# PLanting crypts



## lnstevens (Aug 9, 2010)

When planting crypts do you have to keep the rhizome above the substrate like Anubias? Also, can you cut the root?


----------



## Darkblade48 (Jan 4, 2008)

_Cryptocoryne_ species do not have rhizomes.

Are you referring to the crown? If so, then yes, they should be kept just at substrate level.

Also, yes, you can cut the roots.


----------



## lnstevens (Aug 9, 2010)

Okay, it looks kind of like a rhizome so i suspect we are talking about the same thing.


----------



## chuukus (Jun 17, 2008)

Cryptocoryne do have a rhizome just to clear things up. see here http://www.xs4all.nl/~crypts/Cryptocoryne/Botanical/botanic.html This is a good place to start if your interested in crypts.

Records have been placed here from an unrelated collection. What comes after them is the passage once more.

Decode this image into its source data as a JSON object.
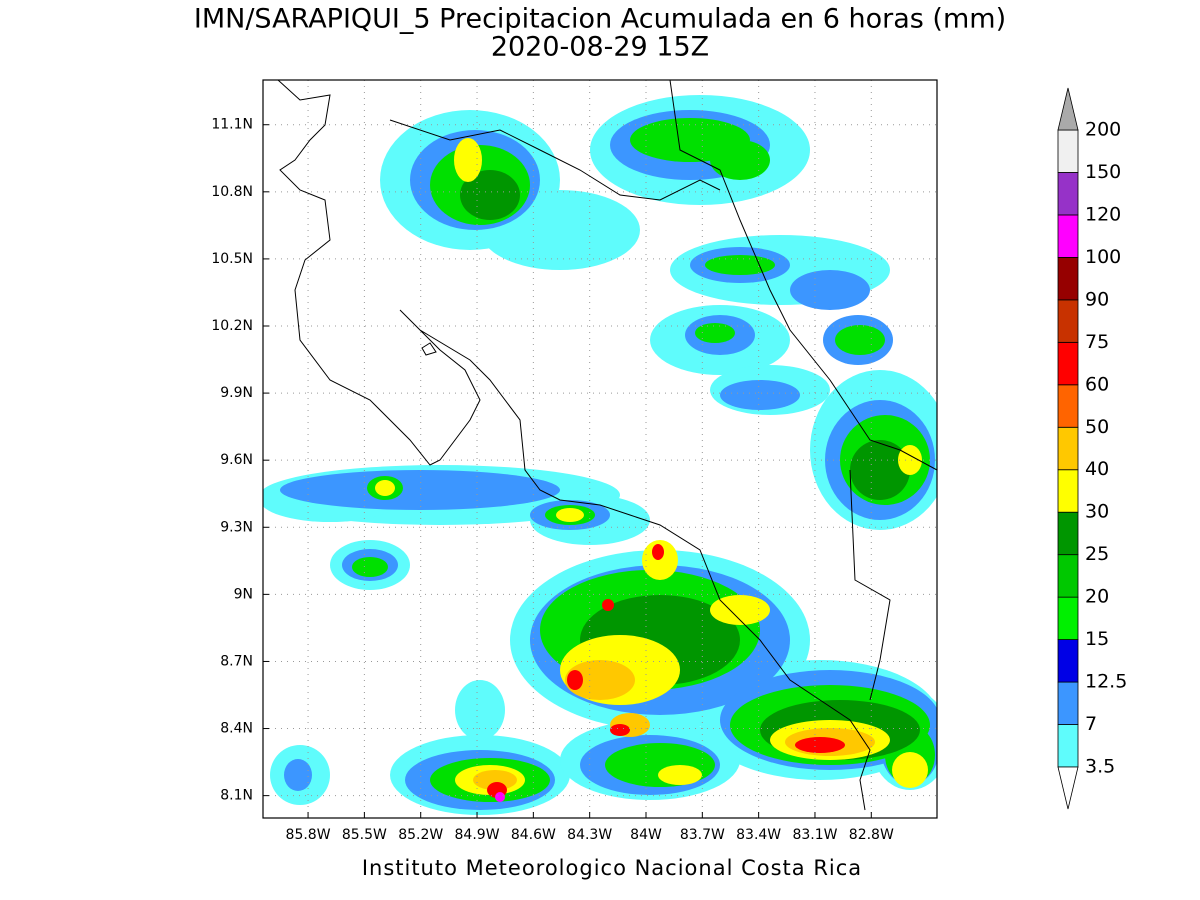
{
  "title": [
    "IMN/SARAPIQUI_5 Precipitacion Acumulada en 6 horas (mm)",
    "2020-08-29 15Z"
  ],
  "map": {
    "xlim": [
      -86.04,
      -82.45
    ],
    "ylim": [
      8.0,
      11.3
    ],
    "xticks": [
      {
        "value": -85.8,
        "label": "85.8W"
      },
      {
        "value": -85.5,
        "label": "85.5W"
      },
      {
        "value": -85.2,
        "label": "85.2W"
      },
      {
        "value": -84.9,
        "label": "84.9W"
      },
      {
        "value": -84.6,
        "label": "84.6W"
      },
      {
        "value": -84.3,
        "label": "84.3W"
      },
      {
        "value": -84.0,
        "label": "84W"
      },
      {
        "value": -83.7,
        "label": "83.7W"
      },
      {
        "value": -83.4,
        "label": "83.4W"
      },
      {
        "value": -83.1,
        "label": "83.1W"
      },
      {
        "value": -82.8,
        "label": "82.8W"
      }
    ],
    "yticks": [
      {
        "value": 8.1,
        "label": "8.1N"
      },
      {
        "value": 8.4,
        "label": "8.4N"
      },
      {
        "value": 8.7,
        "label": "8.7N"
      },
      {
        "value": 9.0,
        "label": "9N"
      },
      {
        "value": 9.3,
        "label": "9.3N"
      },
      {
        "value": 9.6,
        "label": "9.6N"
      },
      {
        "value": 9.9,
        "label": "9.9N"
      },
      {
        "value": 10.2,
        "label": "10.2N"
      },
      {
        "value": 10.5,
        "label": "10.5N"
      },
      {
        "value": 10.8,
        "label": "10.8N"
      },
      {
        "value": 11.1,
        "label": "11.1N"
      }
    ],
    "grid": true
  },
  "colorbar": {
    "levels": [
      3.5,
      7,
      12.5,
      15,
      20,
      25,
      30,
      40,
      50,
      60,
      75,
      90,
      100,
      120,
      150,
      200
    ],
    "colors": [
      "#5ffcfc",
      "#3c96ff",
      "#0000e6",
      "#00f000",
      "#00c800",
      "#009600",
      "#ffff00",
      "#ffc800",
      "#ff6400",
      "#ff0000",
      "#c83200",
      "#960000",
      "#ff00ff",
      "#9632c8",
      "#f0f0f0"
    ],
    "under_color": "#ffffff",
    "over_color": "#aaaaaa"
  },
  "footer": "Instituto Meteorologico Nacional Costa Rica"
}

Scrool down and click on where is says structures this will show you all parts of the cryptocoryne plant.


----------



## james0816 (Jun 26, 2008)

Best way to do it is gently push it down in the substrate where you want (dig out a hole if you want), fill over with substrate and then gently raise it up to where the base is just at the top of the substrate.


----------



## Darkblade48 (Jan 4, 2008)

Intriguing, I didn't know that was also referred to as a rhizome! You learn something new everyday.


----------